A incerteza do segundo ato
A Liga Portuguesa volta para um segundo ato com mais perguntas por responder do que certezas absolutas. O Benfica entra como favorito evidente, mas ainda terá 21 jogos para confirmar esse estatuto.
A Liga portuguesa entra hoje no segundo ato, de que o Rio Ave-Marítimo pré-natalício não foi mais do que um simples prelúdio. Há muitas teorias acerca do que esta interrupção de um mês e meio pode provocar, incrementando as hipóteses de uns e diminuindo as de outros, mas as certezas dependerão sempre daquilo que virmos de hoje em diante. Há mais de meio campeonato por jogar e tudo está por decidir – e estranho seria que não estivesse. O Benfica parte como favorito natural, mais ainda por ter dois campeões do Mundo nas suas fileiras, o que reforça a confiança que os oito pontos de avanço para o segundo já provocarão, mas vai precisar de manter o nível que mostrou no primeiro ato se quer garantir que o guião prossiga sem sobressaltos de maneira a encarar os aplausos no final da peça.
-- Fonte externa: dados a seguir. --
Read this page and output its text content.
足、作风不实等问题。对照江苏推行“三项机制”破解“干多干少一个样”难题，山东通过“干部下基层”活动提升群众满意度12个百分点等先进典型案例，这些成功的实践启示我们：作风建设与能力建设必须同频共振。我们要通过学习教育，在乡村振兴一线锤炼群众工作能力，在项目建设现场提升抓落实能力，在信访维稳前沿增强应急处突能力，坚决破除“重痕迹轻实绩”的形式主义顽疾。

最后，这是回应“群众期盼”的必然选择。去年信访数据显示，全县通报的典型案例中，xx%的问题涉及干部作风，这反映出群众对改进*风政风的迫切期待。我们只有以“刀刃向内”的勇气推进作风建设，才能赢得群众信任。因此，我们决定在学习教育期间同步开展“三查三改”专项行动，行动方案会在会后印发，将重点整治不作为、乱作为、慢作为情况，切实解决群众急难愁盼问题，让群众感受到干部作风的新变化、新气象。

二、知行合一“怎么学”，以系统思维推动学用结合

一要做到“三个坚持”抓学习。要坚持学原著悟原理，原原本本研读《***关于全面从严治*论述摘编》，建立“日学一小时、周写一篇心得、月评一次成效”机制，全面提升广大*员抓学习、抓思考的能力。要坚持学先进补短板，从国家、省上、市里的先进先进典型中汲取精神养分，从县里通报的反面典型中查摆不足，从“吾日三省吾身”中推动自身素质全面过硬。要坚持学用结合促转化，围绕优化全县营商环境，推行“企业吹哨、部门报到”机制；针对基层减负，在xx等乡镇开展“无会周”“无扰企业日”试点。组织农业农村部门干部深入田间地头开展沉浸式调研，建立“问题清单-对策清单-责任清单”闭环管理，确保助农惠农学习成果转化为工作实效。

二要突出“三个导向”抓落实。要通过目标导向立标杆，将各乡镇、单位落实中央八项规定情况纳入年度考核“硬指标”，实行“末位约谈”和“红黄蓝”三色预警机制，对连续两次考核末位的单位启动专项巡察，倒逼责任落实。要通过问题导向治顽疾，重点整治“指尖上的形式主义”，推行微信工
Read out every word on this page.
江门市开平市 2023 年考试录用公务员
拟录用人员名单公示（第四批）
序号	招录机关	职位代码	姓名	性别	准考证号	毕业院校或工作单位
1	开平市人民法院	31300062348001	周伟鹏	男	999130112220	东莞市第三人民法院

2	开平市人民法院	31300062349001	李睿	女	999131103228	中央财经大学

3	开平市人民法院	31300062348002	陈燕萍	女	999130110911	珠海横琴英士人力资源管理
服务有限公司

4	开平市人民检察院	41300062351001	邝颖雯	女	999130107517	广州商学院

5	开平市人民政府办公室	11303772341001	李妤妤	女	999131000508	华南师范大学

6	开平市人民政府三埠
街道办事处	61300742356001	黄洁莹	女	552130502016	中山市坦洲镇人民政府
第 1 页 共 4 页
As incertezas em torno do Benfica, de certa forma avolumadas pela eliminação na Taça da Liga, aos pés do secundário Moreirense, têm que ver com detalhes tão simples como a capacidade de Roger Schmidt para manter o futebol da equipa tão irresistível como até aqui, tanto física como taticamente, ou a incapacidade dos adversários encontrarem formas de o contrariar. Nesse aspeto, a visita a Braga, já na sexta-feira, ou a receção ao Sporting, a meio de Janeiro, serão certamente definidoras. Aí entra um segundo fator de incerteza: o mercado. Como reagirão ao mercado os jogadores que saíram valorizados do Mundial? Serão Enzo Fernández e, em certa medida, Gonçalo Ramos, capazes de entender que as transferências e a chegada a outros campeonatos decorrem em paralelo com o que forem fazendo na Liga? Será a apetência dos clubes mais ricos pelo seu talento suficiente para os motivar ainda mais? Ou, pelo contrário, deixá-los-á de cabeça virada do avesso? E terá o Benfica capacidade para os segurar até final da época? Ou deixará que as necessidades financeiras de curto prazo atrapalhem as vantagens desportivas de os manter, como sucedeu no ano passado com o FC Porto e Luís Díaz, vendido em Janeiro ao Liverpool FC?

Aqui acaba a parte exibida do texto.